Je ne plains point ceux-là ; ceux-là n’ont rien perdu :
Ils vont, les yeux ravis et les mains parfumées
D’un vivant souvenir ! Et tout leur est rendu,
Saisons, terre et famille, au sein des bien-aimées.
Je plains ceux qui, partant, laissent, vraiment bannis,
Tout ce qu’ils possédaient sur terre de céleste !
Mais plus encor, s’il n’a dans son propre pays
Point d’amante à pleurer, je plains celui qui reste.
Ah ! Jour et nuit chercher dans sa propre maison
Cet être nécessaire, une amante chérie !
C’est plus de solitude avec moins d’horizon ;
Oui, c’est le pire exil, l’exil dans la patrie.
Et ni le ciel, ni l’air, ni le lis virginal,
Ni le champ paternel, n’en guérissent la peine :
Au contraire, l’amour tendre du sol natal
Rend l’absente plus douce au coeur et plus lointaine.
Je trouve que vous avez terriblement raison. Moi-même j’ai pensé au film Welcome en voyant cela. Et j’en ai eu les larmes au yeux. Quelle injustice, ces pauvres gens dont le seul objectif était de quitter leur pays, pour un espoir de sécurité et de liberté… Merci de partager ces mots ô combien touchants.

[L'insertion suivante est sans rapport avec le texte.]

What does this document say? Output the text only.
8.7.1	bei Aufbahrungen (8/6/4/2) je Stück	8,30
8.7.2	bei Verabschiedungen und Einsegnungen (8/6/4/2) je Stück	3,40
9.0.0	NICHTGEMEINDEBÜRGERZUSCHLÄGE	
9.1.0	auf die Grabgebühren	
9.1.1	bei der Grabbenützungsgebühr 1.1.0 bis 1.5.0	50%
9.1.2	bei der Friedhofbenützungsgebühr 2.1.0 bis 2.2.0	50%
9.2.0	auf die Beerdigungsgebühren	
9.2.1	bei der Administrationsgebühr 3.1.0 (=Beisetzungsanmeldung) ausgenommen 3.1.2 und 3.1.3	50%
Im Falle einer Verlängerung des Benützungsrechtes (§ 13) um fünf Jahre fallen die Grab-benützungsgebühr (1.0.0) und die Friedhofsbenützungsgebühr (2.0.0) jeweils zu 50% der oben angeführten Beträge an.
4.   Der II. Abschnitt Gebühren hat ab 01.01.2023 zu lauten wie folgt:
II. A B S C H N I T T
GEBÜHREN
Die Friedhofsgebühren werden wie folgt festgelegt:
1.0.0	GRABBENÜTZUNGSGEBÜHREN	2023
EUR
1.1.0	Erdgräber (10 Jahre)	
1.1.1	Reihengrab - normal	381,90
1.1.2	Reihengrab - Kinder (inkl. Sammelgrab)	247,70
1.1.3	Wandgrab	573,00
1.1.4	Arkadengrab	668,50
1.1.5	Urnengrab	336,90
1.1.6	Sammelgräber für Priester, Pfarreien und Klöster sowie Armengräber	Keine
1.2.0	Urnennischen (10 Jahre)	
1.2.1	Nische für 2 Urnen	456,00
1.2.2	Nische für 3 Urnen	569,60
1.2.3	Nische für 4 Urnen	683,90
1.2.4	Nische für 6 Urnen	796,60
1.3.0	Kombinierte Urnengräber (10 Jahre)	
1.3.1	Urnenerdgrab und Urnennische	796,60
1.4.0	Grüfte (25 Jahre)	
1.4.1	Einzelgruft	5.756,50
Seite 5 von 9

Cher Nicolas, merci pour votre message. Comment ne pas être bouleversé par tous ces morts noyés aux larges des côtes européennes! Comment ne pas avoir honte du sort que nous leur réservons! Comment ne pas bondir quand, dans un quotidien, un journaliste relayant le dernier naufrage ayant fait 700 morts trouve piquant d’écrire que « l’Europe s’attable » pour parler de cette route migratoire devenue la plus meurtrière au monde! L’arrivée des migrants va s’intensifier et il est du devoir de TOUS les Etats membres de l’Union européenne de faire en sorte que les yeux des migrants ne se ferment pas sur une terre jamais atteinte!